Let’s talk about what journalists don’t write about.
The worst part of our profession – besides the long hours, low pay, and zero respect – is having to repeatedly write the same stories. Trying to be creative without getting abusive is a real challenge.
I’m editor of a personal finance site called Debt.com. Like all such niche sites – and niche magazines, which I’ve also edited – we must constantly dream up new angles for giving the same boring advice. Of course you shouldn’t run up your credit card bills, but how many ways can you write that?
One day recently, we brainstormed this: 5 Debt Lessons From World Dictators. It posted yesterday. Immediately, I was asked why we’d do something so tasteless.
I replied: “It’s not like we’re endorsing dictatorships.
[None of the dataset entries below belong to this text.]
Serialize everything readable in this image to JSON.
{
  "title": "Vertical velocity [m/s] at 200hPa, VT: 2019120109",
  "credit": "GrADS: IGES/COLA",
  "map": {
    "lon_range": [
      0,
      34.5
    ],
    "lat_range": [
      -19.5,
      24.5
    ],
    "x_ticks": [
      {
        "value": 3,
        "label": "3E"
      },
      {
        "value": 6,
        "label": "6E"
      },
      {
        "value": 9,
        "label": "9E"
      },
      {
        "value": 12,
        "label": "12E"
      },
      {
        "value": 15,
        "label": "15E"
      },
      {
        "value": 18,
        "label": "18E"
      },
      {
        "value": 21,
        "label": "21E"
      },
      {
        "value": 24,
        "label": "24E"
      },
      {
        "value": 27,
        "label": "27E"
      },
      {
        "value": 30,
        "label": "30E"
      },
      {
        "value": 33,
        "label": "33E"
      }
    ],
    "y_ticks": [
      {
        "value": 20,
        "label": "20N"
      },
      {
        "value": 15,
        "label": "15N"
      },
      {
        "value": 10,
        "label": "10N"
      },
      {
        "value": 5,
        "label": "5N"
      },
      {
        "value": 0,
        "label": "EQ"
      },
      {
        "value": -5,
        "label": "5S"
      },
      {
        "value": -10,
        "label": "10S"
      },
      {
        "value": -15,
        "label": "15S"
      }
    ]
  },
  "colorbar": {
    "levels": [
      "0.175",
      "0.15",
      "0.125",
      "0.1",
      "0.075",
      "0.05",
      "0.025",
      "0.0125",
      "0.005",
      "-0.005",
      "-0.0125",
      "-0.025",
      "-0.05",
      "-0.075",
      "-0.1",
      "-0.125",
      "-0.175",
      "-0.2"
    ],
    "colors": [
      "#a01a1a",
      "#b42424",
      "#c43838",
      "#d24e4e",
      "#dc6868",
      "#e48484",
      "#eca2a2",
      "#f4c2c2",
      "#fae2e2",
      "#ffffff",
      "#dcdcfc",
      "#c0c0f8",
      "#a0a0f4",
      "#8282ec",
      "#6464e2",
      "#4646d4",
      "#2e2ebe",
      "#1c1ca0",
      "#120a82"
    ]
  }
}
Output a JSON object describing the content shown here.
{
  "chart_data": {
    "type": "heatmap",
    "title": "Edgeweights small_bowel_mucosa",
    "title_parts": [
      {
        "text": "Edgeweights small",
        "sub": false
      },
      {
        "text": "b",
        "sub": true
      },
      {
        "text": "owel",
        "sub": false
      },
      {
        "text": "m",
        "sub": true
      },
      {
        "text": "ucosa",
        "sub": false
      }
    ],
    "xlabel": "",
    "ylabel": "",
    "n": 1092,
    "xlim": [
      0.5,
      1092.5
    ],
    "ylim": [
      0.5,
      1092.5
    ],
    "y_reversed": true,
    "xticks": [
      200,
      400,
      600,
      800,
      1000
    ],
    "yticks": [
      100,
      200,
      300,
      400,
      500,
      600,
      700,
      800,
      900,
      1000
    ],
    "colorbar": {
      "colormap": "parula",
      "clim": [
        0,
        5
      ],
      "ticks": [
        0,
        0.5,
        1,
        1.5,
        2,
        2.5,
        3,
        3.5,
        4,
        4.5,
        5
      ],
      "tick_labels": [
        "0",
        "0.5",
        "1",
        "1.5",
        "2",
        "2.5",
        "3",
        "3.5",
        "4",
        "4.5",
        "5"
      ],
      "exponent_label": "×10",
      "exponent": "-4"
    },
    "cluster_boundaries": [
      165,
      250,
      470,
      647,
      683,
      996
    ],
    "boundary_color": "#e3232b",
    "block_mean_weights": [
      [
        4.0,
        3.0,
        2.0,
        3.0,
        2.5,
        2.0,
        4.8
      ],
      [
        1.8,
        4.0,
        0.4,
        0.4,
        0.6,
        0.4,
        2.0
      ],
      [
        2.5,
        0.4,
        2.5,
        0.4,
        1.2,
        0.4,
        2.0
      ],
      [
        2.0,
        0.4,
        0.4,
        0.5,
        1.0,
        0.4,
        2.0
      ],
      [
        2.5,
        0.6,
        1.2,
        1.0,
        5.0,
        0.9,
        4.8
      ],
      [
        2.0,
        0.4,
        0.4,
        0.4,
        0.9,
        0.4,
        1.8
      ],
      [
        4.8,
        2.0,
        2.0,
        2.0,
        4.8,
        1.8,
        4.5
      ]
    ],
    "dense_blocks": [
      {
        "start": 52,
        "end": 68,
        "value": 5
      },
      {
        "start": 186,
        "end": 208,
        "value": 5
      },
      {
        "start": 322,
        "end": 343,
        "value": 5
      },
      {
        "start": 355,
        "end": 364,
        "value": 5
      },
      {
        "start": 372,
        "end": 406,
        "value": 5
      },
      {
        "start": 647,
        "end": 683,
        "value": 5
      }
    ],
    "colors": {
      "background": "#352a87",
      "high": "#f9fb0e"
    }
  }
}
Besides, you should’ve seen the first awful idea.”
It was called “Debt Terrorists.” It’s below.
Needless to say, we disposed of the idea rather quickly. (Well, to be accurate, I proposed it and the other editors looked at me like a Great Dane looks at a barking chihuahua.)
Then I suggested we still write it up – as an example of how journalists wisely censor their own crass concepts. Too many readers assume we just write whatever pops into our crazy, lazy skulls. Here’s a (literally) graphic example of how we don’t. Journalists really do care about their readers.
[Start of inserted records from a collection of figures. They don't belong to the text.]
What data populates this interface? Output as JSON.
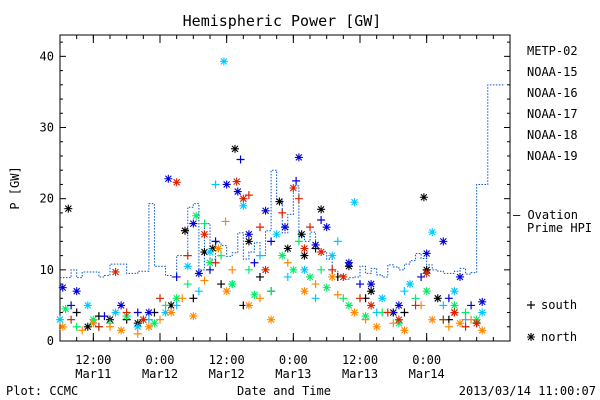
{
  "chart_data": {
    "type": "scatter",
    "title": "Hemispheric Power [GW]",
    "ylabel": "P [GW]",
    "xlabel": "Date and Time",
    "ylim": [
      0,
      43
    ],
    "yticks": [
      0,
      10,
      20,
      30,
      40
    ],
    "xlim": [
      0,
      81
    ],
    "x_unit": "hours since 2013-03-11 06:00",
    "xticks": [
      {
        "x": 6,
        "line1": "12:00",
        "line2": "Mar11"
      },
      {
        "x": 18,
        "line1": "0:00",
        "line2": "Mar12"
      },
      {
        "x": 30,
        "line1": "12:00",
        "line2": "Mar12"
      },
      {
        "x": 42,
        "line1": "0:00",
        "line2": "Mar13"
      },
      {
        "x": 54,
        "line1": "12:00",
        "line2": "Mar13"
      },
      {
        "x": 66,
        "line1": "0:00",
        "line2": "Mar14"
      }
    ],
    "footer_left": "Plot: CCMC",
    "footer_right": "2013/03/14 11:00:07",
    "markers_legend": [
      {
        "symbol": "+",
        "label": "south"
      },
      {
        "symbol": "*",
        "label": "north"
      }
    ],
    "series": [
      {
        "name": "METP-02",
        "color": "#000000",
        "north": [
          [
            1.5,
            18.6
          ],
          [
            20,
            5
          ],
          [
            22.5,
            15.5
          ],
          [
            27.5,
            13
          ],
          [
            31.5,
            27
          ],
          [
            34,
            14
          ],
          [
            39.5,
            19.6
          ],
          [
            41,
            13
          ],
          [
            43.5,
            15
          ],
          [
            47,
            18.5
          ],
          [
            52,
            10.5
          ],
          [
            56,
            7
          ],
          [
            60,
            4
          ],
          [
            65.5,
            20.2
          ],
          [
            68,
            6
          ],
          [
            71,
            4
          ],
          [
            9,
            3
          ],
          [
            14,
            2.5
          ],
          [
            5,
            2
          ],
          [
            26,
            12.5
          ],
          [
            44,
            12
          ],
          [
            66,
            10
          ]
        ],
        "south": [
          [
            3,
            4
          ],
          [
            7,
            3.5
          ],
          [
            12,
            3
          ],
          [
            17,
            4
          ],
          [
            24,
            6
          ],
          [
            29,
            8
          ],
          [
            36,
            9
          ],
          [
            46,
            13
          ],
          [
            50,
            9
          ],
          [
            55,
            6
          ],
          [
            62,
            4
          ],
          [
            70,
            3
          ],
          [
            75,
            2.5
          ],
          [
            33,
            5
          ],
          [
            38,
            7
          ]
        ]
      },
      {
        "name": "NOAA-15",
        "color": "#0000dd",
        "north": [
          [
            0.5,
            7.5
          ],
          [
            3,
            7
          ],
          [
            11,
            5
          ],
          [
            16,
            4
          ],
          [
            19.5,
            22.8
          ],
          [
            24,
            16.5
          ],
          [
            25,
            9.5
          ],
          [
            30,
            22
          ],
          [
            32,
            21
          ],
          [
            34,
            15
          ],
          [
            37,
            18.3
          ],
          [
            43,
            25.8
          ],
          [
            46,
            13.5
          ],
          [
            48,
            16
          ],
          [
            52,
            11
          ],
          [
            56,
            8
          ],
          [
            61,
            5
          ],
          [
            66,
            12.3
          ],
          [
            69,
            14
          ],
          [
            72,
            9
          ],
          [
            76,
            5.5
          ],
          [
            40.5,
            16
          ]
        ],
        "south": [
          [
            2,
            5
          ],
          [
            8,
            3.5
          ],
          [
            14,
            4
          ],
          [
            21,
            9
          ],
          [
            27,
            10
          ],
          [
            32.5,
            25.5
          ],
          [
            38,
            14
          ],
          [
            42.5,
            22.5
          ],
          [
            47,
            17
          ],
          [
            54,
            8
          ],
          [
            60,
            4
          ],
          [
            65,
            9
          ],
          [
            70,
            6
          ],
          [
            74,
            5
          ],
          [
            28,
            14
          ],
          [
            35,
            11
          ]
        ]
      },
      {
        "name": "NOAA-16",
        "color": "#00c8ff",
        "north": [
          [
            29.5,
            39.3
          ],
          [
            0,
            3
          ],
          [
            5,
            5
          ],
          [
            10,
            4
          ],
          [
            19,
            4
          ],
          [
            23,
            10.5
          ],
          [
            27,
            12.5
          ],
          [
            33,
            19
          ],
          [
            39,
            15
          ],
          [
            44,
            10
          ],
          [
            49,
            12
          ],
          [
            53,
            19.5
          ],
          [
            58,
            6
          ],
          [
            63,
            8
          ],
          [
            67,
            15.3
          ],
          [
            71,
            7
          ],
          [
            76,
            4
          ],
          [
            14,
            2
          ]
        ],
        "south": [
          [
            28,
            22
          ],
          [
            7,
            2
          ],
          [
            16,
            3
          ],
          [
            21,
            5
          ],
          [
            31,
            8
          ],
          [
            36,
            12
          ],
          [
            41,
            9
          ],
          [
            46,
            6
          ],
          [
            50,
            14
          ],
          [
            57,
            4
          ],
          [
            62,
            7
          ],
          [
            69,
            5
          ],
          [
            73,
            3
          ],
          [
            25,
            7
          ]
        ]
      },
      {
        "name": "NOAA-17",
        "color": "#00ee66",
        "north": [
          [
            24.5,
            17.6
          ],
          [
            1,
            4.5
          ],
          [
            6,
            3
          ],
          [
            12,
            3.5
          ],
          [
            17,
            2.5
          ],
          [
            21,
            6
          ],
          [
            27,
            11
          ],
          [
            31,
            8
          ],
          [
            35,
            6.5
          ],
          [
            40,
            12
          ],
          [
            45,
            9
          ],
          [
            48,
            7.5
          ],
          [
            52,
            5
          ],
          [
            55,
            3.5
          ],
          [
            61,
            2.5
          ],
          [
            66,
            7
          ],
          [
            71,
            5
          ],
          [
            75,
            3
          ],
          [
            42,
            10
          ]
        ],
        "south": [
          [
            26,
            16.5
          ],
          [
            3,
            2
          ],
          [
            9,
            2.5
          ],
          [
            15,
            3
          ],
          [
            19,
            5
          ],
          [
            23,
            8
          ],
          [
            29,
            12
          ],
          [
            34,
            10
          ],
          [
            38,
            7
          ],
          [
            43,
            14
          ],
          [
            47,
            10
          ],
          [
            51,
            6
          ],
          [
            58,
            4
          ],
          [
            64,
            6
          ],
          [
            69,
            3
          ],
          [
            73,
            4
          ]
        ]
      },
      {
        "name": "NOAA-18",
        "color": "#ff8800",
        "north": [
          [
            28.5,
            13
          ],
          [
            0.5,
            2
          ],
          [
            6,
            2.5
          ],
          [
            11,
            1.5
          ],
          [
            16,
            2
          ],
          [
            20,
            4
          ],
          [
            24,
            3.5
          ],
          [
            30,
            7
          ],
          [
            34,
            5
          ],
          [
            38,
            3
          ],
          [
            44,
            7
          ],
          [
            49,
            9
          ],
          [
            53,
            4
          ],
          [
            57,
            2
          ],
          [
            62,
            1.5
          ],
          [
            67,
            3
          ],
          [
            72,
            2.5
          ],
          [
            76,
            1.5
          ]
        ],
        "south": [
          [
            29.8,
            16.8
          ],
          [
            4,
            1.5
          ],
          [
            9,
            2
          ],
          [
            14,
            1
          ],
          [
            18,
            3
          ],
          [
            22,
            6
          ],
          [
            26,
            8.5
          ],
          [
            31,
            10
          ],
          [
            36,
            6
          ],
          [
            41,
            11
          ],
          [
            46,
            8
          ],
          [
            50,
            6.5
          ],
          [
            55,
            3
          ],
          [
            60,
            2.5
          ],
          [
            65,
            5
          ],
          [
            70,
            2
          ],
          [
            74,
            3
          ]
        ]
      },
      {
        "name": "NOAA-19",
        "color": "#dd2200",
        "north": [
          [
            10,
            9.7
          ],
          [
            21,
            22.3
          ],
          [
            31.8,
            22.4
          ],
          [
            33,
            20
          ],
          [
            42,
            21.5
          ],
          [
            47,
            12.5
          ],
          [
            51,
            9
          ],
          [
            56,
            5
          ],
          [
            61,
            3
          ],
          [
            66,
            9.5
          ],
          [
            71,
            4
          ],
          [
            75,
            2.5
          ],
          [
            26,
            15
          ],
          [
            37,
            10
          ],
          [
            44,
            13
          ],
          [
            15,
            3
          ]
        ],
        "south": [
          [
            34,
            20.5
          ],
          [
            2,
            3
          ],
          [
            7,
            2
          ],
          [
            12,
            4
          ],
          [
            18,
            6
          ],
          [
            23,
            12
          ],
          [
            28,
            11
          ],
          [
            36,
            16
          ],
          [
            40,
            18
          ],
          [
            43,
            20
          ],
          [
            45,
            16
          ],
          [
            49,
            10
          ],
          [
            54,
            6
          ],
          [
            59,
            4
          ],
          [
            64,
            5
          ],
          [
            69,
            3
          ],
          [
            73,
            2
          ]
        ]
      }
    ],
    "ovation_prime_hpi": {
      "name": "Ovation Prime HPI",
      "legend_dash": "— Ovation",
      "legend_line2": "Prime HPI",
      "color": "#0055cc",
      "points": [
        [
          0,
          8.9
        ],
        [
          2,
          8.9
        ],
        [
          3,
          10
        ],
        [
          4,
          8.9
        ],
        [
          7,
          9.7
        ],
        [
          8,
          9.0
        ],
        [
          9,
          9.2
        ],
        [
          12,
          10.8
        ],
        [
          14,
          9.5
        ],
        [
          16,
          9.8
        ],
        [
          17,
          19.3
        ],
        [
          19,
          10.5
        ],
        [
          20,
          9.2
        ],
        [
          21,
          9.0
        ],
        [
          23,
          12.0
        ],
        [
          24,
          18.8
        ],
        [
          25,
          19.3
        ],
        [
          26,
          10.0
        ],
        [
          27,
          16.5
        ],
        [
          28,
          11.5
        ],
        [
          29,
          13.8
        ],
        [
          30,
          13.4
        ],
        [
          31,
          11.9
        ],
        [
          32,
          12.4
        ],
        [
          33,
          15.2
        ],
        [
          34,
          11.5
        ],
        [
          35,
          12.5
        ],
        [
          36,
          13.8
        ],
        [
          37,
          12.0
        ],
        [
          38,
          15.5
        ],
        [
          39,
          24.0
        ],
        [
          40,
          19.8
        ],
        [
          41,
          15.2
        ],
        [
          42,
          17.8
        ],
        [
          43,
          21.8
        ],
        [
          44,
          14.7
        ],
        [
          45,
          14.0
        ],
        [
          46,
          15.3
        ],
        [
          47,
          13.0
        ],
        [
          48,
          12.6
        ],
        [
          49,
          11.5
        ],
        [
          50,
          9.8
        ],
        [
          51,
          9.2
        ],
        [
          52,
          8.7
        ],
        [
          53,
          8.9
        ],
        [
          54,
          9.0
        ],
        [
          55,
          10.5
        ],
        [
          56,
          9.5
        ],
        [
          57,
          10.2
        ],
        [
          58,
          9.3
        ],
        [
          59,
          9.0
        ],
        [
          60,
          10.7
        ],
        [
          61,
          10.4
        ],
        [
          62,
          10.0
        ],
        [
          63,
          10.8
        ],
        [
          64,
          11.3
        ],
        [
          65,
          12.3
        ],
        [
          66,
          11.6
        ],
        [
          67,
          10.7
        ],
        [
          68,
          10.0
        ],
        [
          69,
          9.8
        ],
        [
          70,
          9.5
        ],
        [
          71,
          9.5
        ],
        [
          72,
          9.8
        ],
        [
          73,
          10.2
        ],
        [
          74,
          9.4
        ],
        [
          75,
          9.6
        ],
        [
          77,
          22.0
        ],
        [
          79,
          36.0
        ],
        [
          80,
          36.0
        ]
      ]
    }
  }
}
I asked our illustrator to design an infographic, but she was so offended by her own results, she refused to give it to me. So I designed it on my own.
It sure would be nice if everyone who gazes upon this infographic remembers: It’s just a demonstration of how awful journalism could be if we truly didn’t give a crap about our audience.
But somehow, the Internet being what it is, I’m sure I’ll get hit hard for this – because that’s another drawback of being a journalist.